The camera optical axis and driver body axis may be calculated by obtaining information from another vehicle device. In that case, the vehicle device is preferably an existing device.

It is a figure which shows the block configuration of the camera illumination control apparatus of Example 1. FIG. It is explanatory drawing which shows schematic structure of a near-infrared camera. It is explanatory drawing which shows the installation state of a vehicle. It is a flowchart which shows the flow of the camera illumination control process for driver gaze detection performed by the output calculation part of the camera illumination control apparatus of Example 1. FIG. It is explanatory drawing of a bright pupil state and a dark pupil state. It is explanatory drawing of each state of pupil detection. It is explanatory drawing of the face position of a driver. It is explanatory drawing regarding calculation of the face position of a driver.

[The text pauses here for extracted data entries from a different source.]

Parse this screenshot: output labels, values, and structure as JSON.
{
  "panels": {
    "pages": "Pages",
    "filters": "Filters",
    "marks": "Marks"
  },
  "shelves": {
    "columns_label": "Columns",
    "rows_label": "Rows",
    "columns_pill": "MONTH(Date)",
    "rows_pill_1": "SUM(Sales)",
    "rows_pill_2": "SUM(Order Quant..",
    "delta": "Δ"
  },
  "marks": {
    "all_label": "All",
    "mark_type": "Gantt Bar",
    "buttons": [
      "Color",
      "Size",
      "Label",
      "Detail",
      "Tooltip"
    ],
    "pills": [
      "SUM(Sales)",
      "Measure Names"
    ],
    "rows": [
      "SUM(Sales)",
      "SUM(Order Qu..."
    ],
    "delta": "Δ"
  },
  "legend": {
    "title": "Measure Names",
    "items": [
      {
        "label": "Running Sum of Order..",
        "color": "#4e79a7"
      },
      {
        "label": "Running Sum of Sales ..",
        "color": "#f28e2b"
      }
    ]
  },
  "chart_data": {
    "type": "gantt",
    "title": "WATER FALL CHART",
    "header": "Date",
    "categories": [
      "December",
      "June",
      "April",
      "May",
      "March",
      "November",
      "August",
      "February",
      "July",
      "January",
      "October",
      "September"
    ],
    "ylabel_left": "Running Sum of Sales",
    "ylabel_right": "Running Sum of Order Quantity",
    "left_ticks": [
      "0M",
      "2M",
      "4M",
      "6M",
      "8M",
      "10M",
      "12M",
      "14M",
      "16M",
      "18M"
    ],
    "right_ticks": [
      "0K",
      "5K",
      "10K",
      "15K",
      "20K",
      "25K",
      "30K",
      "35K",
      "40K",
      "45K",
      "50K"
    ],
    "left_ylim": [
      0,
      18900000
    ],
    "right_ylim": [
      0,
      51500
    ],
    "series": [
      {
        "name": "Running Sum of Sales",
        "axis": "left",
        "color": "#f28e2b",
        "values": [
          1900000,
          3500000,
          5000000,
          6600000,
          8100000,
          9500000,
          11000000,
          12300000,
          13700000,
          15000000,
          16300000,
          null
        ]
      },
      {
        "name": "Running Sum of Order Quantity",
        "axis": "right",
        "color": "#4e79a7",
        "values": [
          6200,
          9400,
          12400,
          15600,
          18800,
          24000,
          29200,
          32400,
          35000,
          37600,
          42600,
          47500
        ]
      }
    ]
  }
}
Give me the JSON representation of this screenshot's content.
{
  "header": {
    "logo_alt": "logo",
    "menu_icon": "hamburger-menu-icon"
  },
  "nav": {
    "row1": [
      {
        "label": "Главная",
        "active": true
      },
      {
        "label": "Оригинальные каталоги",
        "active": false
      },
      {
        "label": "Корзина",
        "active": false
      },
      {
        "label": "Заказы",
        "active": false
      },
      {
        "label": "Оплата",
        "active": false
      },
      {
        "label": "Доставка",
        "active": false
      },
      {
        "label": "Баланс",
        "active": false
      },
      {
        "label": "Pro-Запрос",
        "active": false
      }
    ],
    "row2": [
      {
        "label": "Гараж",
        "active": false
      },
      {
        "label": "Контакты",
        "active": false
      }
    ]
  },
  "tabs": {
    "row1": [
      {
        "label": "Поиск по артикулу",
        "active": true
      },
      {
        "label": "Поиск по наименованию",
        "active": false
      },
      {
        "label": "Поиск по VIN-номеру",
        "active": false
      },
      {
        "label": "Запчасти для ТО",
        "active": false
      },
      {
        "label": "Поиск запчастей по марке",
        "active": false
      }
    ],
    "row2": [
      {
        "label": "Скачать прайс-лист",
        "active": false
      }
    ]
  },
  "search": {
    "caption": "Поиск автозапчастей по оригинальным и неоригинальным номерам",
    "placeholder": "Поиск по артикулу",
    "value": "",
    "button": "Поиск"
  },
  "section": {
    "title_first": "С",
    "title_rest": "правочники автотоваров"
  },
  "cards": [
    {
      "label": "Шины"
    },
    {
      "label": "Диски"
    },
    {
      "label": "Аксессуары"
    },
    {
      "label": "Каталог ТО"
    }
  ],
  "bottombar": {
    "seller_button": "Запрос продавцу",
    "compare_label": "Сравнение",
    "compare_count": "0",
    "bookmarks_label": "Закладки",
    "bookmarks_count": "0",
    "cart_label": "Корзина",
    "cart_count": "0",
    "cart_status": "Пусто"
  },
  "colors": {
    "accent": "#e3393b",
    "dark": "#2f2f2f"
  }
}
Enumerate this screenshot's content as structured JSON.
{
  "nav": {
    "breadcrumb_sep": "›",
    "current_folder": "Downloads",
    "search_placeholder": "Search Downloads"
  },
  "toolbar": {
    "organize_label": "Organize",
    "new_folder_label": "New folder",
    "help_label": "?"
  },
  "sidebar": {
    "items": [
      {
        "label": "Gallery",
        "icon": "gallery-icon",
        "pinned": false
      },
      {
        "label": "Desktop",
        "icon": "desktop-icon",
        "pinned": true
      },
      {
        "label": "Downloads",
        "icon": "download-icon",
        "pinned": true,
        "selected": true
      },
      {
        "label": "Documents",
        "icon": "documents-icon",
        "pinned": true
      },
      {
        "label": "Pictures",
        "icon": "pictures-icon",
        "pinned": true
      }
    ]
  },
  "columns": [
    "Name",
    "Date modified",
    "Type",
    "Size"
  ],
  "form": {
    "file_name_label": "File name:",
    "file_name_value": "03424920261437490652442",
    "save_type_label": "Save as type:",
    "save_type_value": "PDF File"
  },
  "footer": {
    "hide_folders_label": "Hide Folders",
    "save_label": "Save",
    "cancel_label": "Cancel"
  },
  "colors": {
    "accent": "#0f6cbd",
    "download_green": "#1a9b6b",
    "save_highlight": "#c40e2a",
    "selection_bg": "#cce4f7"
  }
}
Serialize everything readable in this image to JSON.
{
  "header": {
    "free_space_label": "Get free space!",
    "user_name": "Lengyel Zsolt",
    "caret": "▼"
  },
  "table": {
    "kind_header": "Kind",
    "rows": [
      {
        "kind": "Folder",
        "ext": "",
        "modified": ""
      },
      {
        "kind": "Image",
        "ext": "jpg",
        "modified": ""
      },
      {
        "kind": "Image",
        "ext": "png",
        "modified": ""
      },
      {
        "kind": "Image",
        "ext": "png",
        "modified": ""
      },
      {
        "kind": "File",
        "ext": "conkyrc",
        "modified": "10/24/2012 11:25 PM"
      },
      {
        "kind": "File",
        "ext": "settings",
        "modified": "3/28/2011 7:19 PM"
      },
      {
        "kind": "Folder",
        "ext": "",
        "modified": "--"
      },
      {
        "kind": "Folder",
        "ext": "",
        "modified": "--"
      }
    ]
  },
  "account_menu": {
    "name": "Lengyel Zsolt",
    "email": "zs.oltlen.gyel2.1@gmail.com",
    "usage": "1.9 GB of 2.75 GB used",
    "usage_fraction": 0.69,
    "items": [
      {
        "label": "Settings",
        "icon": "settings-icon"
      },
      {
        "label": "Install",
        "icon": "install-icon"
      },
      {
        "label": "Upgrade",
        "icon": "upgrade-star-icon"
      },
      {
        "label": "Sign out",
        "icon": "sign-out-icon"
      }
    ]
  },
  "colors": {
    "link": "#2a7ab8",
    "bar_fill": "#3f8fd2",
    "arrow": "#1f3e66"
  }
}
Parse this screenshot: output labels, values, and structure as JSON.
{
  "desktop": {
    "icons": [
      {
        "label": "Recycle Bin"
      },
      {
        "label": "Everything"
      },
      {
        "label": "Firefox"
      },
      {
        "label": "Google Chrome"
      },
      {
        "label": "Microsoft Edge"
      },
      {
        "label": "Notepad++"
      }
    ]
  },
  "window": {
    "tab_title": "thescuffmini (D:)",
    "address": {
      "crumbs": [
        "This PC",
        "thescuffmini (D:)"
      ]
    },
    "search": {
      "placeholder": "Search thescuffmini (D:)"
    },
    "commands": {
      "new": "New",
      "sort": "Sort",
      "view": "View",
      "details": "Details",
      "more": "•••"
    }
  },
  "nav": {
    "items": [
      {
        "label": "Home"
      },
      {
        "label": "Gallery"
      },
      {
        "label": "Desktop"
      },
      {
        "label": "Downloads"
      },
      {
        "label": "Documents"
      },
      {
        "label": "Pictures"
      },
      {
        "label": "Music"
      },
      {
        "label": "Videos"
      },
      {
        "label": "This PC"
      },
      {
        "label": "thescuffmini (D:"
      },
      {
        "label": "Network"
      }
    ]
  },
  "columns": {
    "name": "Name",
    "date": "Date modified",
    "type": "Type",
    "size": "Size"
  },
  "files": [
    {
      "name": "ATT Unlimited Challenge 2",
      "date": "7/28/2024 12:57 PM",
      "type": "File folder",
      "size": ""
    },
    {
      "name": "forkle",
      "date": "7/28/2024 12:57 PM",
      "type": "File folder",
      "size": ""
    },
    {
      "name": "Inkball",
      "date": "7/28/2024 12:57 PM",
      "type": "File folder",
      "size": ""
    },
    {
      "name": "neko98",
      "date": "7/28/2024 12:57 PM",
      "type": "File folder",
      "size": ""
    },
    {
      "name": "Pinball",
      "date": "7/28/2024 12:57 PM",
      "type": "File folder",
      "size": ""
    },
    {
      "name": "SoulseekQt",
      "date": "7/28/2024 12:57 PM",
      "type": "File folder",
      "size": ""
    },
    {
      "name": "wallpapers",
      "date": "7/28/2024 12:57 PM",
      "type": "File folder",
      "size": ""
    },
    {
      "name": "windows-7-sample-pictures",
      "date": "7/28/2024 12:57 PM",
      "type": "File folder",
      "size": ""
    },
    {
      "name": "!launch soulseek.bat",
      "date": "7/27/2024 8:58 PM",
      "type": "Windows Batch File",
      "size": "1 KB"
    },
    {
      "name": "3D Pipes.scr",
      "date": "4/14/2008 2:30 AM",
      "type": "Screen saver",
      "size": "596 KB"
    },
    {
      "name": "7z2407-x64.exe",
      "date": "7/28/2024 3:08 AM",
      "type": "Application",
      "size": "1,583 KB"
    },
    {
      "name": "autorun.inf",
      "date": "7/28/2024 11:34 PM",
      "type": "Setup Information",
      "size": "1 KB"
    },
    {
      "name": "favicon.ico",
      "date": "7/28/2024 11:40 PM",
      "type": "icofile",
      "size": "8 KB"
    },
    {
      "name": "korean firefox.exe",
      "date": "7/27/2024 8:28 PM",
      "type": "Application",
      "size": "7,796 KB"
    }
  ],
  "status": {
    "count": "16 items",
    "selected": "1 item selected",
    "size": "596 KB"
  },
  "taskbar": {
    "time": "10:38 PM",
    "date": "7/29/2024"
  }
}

It is explanatory drawing regarding calculation of the face position of a driver.

Explanation of symbols

DESCRIPTION OF SYMBOLS 1 Camera illumination control apparatus 2 Output calculation part 3 Near-infrared light projector 31 Inner LED part 32a Outer LED part 32b Outer LED part 4 Steering adjustment mechanism part 41 Tilt angle output part 42 Telescopic part 5 Seat adjustment mechanism part 51 Seat front-and-rear position output part 52 Reclining angle output unit 6 Near-infrared camera unit 61 Near-infrared camera 7 Power seat 8 Solar radiation sensor 9 Instrument panel 10 Steering wheel 11 Steering column 12 Gaze detection device 101 Bright pupil image 102 Dark pupil image 103 Difference image 104 Binary image 201 Camera Optical axis 202 Driver body axis 203 Driver face position A (steering) adjustment position B (sheet) adjustment position C (camera and face) distance h Driver α Tilt angle β Reclining angle

Claims (3)

In the camera illumination control device for controlling the camera illumination for projecting near infrared light from the vicinity of the camera that captures the bright pupil image and the dark pupil image of the driver pupil to the driver pupil to detect the driver's line of sight,
Camera optical axis calculation means for calculating the optical axis of the camera based on information obtained from the vehicle device;
Driver body axis calculation means for calculating the body axis of the driver based on information obtained from the vehicle device;
Driver face position calculating means for calculating a driver's face position from the camera optical axis and the driver body axis;
Imaging distance calculation means for calculating the distance between the camera and the driver face position;
An external light intensity calculating means for calculating the external light intensity based on information obtained from the vehicle device;
Output computing means for computing the output of the camera illumination based on the imaging distance and the external light intensity;
A camera illumination control device comprising: The camera illumination control device according to claim 1,
The camera is attached to the steering column,
The camera optical axis calculation means is
Calculate the camera optical axis based on the tilt angle from the steering adjustment device and the front and rear position of the steering,
A camera illumination control device characterized by that. In the camera illumination control device according to claim 1 or 2,
The driver body axis calculation means includes
Calculate the driver body axis based on the seat front and back position and reclining angle from the power seat,
A camera illumination control device characterized by that.